C Corporation Taxation

The C corp is the more common designation for corporations, because the rules and regulations for maintaining it are far less strict than those of an S corp. One downside of C corps, though, is that they're subject to double taxation.

This means that your profits are first subject to taxation at the corporate level, otherwise known as corporate income tax and currently set at 21%. Then taxed on your personal tax returns as well. Though you will not be required to pay self-employment tax on your profits under this model, the double taxation can create a large tax burden.

S Corporation Taxation

In a way, the S corporation tax designation is like a compromise between LLC and C corp taxation models. Similarly to an LLC, an S corp's taxes are passed through to its shareholder's personal tax returns and not taxed at the corporate level, thus avoiding the double taxation that applies to C corps. The major difference between an S corp and an LLC is that the S corp's dividends are not taxable, while the profits of the LLC are.
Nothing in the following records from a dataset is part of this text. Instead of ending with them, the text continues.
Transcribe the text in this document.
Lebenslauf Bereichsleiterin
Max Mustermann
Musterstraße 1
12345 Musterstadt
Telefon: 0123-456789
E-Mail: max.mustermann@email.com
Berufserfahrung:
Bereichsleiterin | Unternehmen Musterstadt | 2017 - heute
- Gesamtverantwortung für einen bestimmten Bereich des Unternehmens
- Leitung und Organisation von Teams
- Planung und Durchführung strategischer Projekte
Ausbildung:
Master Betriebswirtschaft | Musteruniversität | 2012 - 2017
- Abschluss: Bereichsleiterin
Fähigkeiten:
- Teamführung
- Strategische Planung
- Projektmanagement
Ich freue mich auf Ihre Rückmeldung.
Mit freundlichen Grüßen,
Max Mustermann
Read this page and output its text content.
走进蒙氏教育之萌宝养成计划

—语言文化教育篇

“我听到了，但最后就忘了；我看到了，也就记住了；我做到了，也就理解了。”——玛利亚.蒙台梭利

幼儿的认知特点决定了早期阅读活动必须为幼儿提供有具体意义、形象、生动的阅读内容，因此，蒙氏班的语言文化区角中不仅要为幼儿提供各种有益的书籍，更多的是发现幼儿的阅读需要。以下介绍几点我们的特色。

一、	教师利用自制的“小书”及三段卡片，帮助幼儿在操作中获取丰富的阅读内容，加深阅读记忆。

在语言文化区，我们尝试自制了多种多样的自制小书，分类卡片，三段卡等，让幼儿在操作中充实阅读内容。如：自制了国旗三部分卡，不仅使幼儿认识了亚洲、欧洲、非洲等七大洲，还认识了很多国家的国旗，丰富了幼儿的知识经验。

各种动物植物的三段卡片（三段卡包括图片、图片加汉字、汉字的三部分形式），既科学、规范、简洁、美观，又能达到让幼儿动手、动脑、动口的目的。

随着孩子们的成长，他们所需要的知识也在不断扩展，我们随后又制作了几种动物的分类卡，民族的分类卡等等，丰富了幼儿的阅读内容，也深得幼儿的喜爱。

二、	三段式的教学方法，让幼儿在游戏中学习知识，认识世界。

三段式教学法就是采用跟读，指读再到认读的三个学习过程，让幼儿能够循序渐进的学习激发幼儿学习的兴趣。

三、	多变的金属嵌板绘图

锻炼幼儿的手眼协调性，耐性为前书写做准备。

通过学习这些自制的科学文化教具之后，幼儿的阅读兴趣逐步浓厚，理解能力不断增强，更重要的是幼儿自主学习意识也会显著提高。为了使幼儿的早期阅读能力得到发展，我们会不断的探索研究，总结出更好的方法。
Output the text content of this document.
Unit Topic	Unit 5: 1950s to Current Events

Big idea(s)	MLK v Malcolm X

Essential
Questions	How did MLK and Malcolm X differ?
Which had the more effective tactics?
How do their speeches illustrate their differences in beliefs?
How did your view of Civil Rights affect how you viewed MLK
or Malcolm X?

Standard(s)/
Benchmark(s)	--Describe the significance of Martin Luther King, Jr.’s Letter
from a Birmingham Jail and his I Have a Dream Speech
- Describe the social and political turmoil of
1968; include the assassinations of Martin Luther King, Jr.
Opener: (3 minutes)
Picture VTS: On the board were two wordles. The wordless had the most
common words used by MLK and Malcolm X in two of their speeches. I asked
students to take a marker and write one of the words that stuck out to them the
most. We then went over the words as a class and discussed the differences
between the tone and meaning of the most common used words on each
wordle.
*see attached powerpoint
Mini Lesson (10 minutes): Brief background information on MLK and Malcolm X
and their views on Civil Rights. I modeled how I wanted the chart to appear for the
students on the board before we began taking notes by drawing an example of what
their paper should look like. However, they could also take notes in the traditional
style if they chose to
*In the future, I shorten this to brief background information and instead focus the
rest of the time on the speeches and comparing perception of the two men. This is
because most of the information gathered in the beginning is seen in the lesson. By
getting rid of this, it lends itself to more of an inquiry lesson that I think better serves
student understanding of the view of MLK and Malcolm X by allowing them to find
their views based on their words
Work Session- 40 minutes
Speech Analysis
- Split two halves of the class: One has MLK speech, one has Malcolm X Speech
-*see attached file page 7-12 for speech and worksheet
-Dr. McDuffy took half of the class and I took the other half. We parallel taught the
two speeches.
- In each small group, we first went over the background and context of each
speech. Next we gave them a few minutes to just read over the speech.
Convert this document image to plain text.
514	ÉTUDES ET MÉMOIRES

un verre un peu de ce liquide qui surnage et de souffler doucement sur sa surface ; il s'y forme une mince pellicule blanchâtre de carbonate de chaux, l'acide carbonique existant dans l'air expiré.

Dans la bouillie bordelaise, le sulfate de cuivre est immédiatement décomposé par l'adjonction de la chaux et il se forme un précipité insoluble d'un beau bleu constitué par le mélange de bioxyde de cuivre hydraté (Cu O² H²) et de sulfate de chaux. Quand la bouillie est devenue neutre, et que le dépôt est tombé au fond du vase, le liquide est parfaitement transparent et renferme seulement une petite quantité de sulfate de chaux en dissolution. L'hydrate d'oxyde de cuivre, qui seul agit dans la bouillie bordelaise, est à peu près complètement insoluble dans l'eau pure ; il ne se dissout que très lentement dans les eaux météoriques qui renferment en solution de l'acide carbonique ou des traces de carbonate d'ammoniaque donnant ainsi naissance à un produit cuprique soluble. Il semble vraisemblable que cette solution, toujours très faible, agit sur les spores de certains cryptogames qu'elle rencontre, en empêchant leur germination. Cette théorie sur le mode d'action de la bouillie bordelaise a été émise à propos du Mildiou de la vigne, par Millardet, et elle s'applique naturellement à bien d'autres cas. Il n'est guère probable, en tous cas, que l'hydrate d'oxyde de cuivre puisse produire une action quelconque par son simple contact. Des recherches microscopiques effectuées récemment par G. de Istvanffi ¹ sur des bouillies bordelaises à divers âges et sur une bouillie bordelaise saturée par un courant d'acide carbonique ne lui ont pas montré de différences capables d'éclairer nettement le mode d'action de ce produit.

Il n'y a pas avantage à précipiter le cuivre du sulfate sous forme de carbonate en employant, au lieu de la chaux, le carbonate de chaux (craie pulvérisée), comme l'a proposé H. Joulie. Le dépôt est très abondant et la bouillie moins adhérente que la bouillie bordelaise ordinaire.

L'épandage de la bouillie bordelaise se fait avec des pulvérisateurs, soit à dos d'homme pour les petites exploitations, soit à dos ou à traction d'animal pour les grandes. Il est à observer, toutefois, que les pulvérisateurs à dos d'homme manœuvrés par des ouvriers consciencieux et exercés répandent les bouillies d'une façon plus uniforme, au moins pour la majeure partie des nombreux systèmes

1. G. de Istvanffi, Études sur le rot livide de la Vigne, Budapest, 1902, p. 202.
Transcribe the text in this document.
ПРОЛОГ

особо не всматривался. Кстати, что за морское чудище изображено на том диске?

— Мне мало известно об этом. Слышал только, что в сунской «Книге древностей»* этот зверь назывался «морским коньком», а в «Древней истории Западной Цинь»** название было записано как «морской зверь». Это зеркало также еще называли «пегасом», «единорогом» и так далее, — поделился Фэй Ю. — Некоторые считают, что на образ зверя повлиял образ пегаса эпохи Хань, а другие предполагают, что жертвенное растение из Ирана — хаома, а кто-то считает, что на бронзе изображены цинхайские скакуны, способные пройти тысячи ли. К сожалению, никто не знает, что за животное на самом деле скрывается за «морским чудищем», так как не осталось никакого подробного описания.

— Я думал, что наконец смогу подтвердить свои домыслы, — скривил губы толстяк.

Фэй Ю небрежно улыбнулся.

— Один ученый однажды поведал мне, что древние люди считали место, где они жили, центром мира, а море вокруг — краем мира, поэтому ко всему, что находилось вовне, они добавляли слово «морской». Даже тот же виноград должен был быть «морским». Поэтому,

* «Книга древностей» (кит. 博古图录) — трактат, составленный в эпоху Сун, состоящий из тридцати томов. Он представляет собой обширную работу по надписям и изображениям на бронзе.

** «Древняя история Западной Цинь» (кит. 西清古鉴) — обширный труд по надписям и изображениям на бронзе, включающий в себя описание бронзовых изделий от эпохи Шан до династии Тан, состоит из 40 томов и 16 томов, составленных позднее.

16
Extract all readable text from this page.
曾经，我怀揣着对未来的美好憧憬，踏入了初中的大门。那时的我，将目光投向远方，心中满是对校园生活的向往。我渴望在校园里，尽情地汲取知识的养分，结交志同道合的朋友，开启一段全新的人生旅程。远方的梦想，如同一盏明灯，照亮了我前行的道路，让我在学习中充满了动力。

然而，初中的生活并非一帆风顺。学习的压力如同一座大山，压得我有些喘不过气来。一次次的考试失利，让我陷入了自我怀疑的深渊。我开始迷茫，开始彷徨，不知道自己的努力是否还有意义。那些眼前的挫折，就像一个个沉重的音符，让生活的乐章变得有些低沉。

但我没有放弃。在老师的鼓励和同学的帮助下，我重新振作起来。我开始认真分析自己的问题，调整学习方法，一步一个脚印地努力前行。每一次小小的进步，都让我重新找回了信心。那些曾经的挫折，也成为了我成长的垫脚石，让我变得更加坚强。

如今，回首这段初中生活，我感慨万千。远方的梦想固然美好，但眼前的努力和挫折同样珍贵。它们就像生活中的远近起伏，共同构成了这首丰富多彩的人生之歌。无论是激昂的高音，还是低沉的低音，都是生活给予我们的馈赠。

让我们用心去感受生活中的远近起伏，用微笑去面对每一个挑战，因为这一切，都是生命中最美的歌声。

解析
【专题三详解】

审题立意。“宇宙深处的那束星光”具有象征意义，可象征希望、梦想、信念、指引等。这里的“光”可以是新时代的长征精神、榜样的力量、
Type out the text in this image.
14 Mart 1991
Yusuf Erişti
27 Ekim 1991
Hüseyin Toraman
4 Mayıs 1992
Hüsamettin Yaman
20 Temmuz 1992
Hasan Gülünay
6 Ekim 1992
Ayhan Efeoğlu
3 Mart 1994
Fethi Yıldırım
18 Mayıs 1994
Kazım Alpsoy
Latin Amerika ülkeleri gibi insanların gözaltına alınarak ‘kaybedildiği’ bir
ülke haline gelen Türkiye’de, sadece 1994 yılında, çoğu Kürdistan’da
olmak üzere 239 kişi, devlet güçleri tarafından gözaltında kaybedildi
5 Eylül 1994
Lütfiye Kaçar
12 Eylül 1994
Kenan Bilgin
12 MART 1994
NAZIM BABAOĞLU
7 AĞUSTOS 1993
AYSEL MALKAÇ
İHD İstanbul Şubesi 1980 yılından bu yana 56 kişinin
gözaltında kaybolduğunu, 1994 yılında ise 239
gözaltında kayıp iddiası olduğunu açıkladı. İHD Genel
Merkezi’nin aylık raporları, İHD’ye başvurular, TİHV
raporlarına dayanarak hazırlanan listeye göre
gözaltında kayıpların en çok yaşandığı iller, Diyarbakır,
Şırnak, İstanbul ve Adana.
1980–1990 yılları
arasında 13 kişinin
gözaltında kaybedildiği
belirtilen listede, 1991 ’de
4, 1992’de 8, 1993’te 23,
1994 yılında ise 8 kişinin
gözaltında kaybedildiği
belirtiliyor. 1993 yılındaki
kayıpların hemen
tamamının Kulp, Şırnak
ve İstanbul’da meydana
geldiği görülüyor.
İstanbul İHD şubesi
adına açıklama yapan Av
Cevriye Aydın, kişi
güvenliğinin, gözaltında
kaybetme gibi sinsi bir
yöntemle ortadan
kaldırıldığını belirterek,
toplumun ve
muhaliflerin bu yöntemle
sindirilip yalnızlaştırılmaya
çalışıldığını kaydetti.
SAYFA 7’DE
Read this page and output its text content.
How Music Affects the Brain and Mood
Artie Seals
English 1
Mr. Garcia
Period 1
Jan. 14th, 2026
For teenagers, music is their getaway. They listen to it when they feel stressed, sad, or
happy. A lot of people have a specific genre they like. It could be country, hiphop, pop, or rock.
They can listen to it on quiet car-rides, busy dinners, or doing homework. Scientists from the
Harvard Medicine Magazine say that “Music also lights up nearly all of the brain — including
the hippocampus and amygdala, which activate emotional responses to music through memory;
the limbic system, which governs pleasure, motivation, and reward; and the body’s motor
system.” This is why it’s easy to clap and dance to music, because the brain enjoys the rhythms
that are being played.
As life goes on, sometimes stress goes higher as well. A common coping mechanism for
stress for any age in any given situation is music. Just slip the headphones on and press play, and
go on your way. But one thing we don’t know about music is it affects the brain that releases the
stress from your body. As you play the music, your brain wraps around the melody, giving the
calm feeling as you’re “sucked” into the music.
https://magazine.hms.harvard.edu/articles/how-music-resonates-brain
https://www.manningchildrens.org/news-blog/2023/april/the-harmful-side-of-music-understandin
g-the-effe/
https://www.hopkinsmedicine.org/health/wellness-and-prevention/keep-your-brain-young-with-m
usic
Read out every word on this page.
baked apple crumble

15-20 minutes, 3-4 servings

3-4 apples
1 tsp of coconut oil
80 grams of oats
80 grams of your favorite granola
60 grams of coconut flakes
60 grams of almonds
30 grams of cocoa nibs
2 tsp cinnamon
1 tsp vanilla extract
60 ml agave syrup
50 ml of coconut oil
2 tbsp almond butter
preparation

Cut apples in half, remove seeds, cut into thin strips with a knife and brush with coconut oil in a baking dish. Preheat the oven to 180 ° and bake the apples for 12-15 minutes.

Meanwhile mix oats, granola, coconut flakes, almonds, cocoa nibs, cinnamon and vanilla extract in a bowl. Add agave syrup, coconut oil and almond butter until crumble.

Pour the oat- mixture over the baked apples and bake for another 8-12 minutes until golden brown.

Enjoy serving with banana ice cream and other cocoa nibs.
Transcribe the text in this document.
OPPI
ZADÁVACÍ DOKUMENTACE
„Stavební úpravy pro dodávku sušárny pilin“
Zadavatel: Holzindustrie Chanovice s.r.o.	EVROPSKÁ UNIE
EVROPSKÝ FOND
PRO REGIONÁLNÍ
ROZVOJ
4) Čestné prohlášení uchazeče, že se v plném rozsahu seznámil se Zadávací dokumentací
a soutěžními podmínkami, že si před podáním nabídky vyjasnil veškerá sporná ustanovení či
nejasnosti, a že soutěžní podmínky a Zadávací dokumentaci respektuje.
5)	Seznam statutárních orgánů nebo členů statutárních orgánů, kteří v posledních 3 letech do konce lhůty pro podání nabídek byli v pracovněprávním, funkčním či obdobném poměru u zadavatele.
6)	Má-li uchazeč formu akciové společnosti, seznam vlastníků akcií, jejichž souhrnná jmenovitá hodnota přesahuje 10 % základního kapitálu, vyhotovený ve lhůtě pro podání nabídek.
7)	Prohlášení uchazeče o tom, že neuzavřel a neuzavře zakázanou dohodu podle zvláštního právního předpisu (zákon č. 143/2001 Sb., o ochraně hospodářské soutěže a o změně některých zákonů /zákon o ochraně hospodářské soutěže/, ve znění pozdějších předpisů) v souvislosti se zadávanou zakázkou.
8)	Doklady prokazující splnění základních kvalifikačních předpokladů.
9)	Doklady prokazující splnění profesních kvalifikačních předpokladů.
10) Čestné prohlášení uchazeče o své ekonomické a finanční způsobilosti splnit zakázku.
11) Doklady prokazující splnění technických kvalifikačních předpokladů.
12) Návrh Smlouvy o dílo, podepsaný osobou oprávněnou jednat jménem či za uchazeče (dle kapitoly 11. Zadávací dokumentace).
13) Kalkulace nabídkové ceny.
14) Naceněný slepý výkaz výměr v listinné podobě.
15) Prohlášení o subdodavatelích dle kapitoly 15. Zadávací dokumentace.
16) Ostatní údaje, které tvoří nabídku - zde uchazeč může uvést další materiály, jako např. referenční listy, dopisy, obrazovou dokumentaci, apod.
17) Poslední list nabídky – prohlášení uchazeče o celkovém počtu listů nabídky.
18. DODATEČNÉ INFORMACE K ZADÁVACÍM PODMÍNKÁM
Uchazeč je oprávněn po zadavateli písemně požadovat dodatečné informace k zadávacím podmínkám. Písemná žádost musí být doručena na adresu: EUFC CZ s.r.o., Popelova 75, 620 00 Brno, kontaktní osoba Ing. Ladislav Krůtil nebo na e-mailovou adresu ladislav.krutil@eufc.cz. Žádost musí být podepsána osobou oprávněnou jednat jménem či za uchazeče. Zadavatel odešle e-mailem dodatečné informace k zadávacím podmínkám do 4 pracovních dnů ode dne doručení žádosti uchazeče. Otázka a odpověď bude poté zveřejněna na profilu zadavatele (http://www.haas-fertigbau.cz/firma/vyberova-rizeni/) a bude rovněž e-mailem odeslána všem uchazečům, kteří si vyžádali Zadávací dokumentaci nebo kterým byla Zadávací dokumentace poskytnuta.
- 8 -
While this form of taxation can create a significant advantage for S corps, it's important to note that this tax structure is not available to everyone. Among other details, your business must adhere to the following guidelines to qualify for S corp taxation:

  • May not exceed 100 shareholders
  • May not issue more than one class of stock
  • May not have shareholders who are not U.S. citizens/residents
  • May not be owned by another business

If your business fits these requirements, it's easy to see why many prefer the S corp tax designation. It really can be the best of both worlds for many companies.

LLC vs Corporation: Which Should I Choose?

As you can see, there are quite a few important differences between LLCs and corporations.

Depending on the details of your business entity, one of these structures will fit your company better than the others, both in terms of forming and maintaining a successful business, personal liability protection, and establishing the most favorable tax structure for maximizing profits.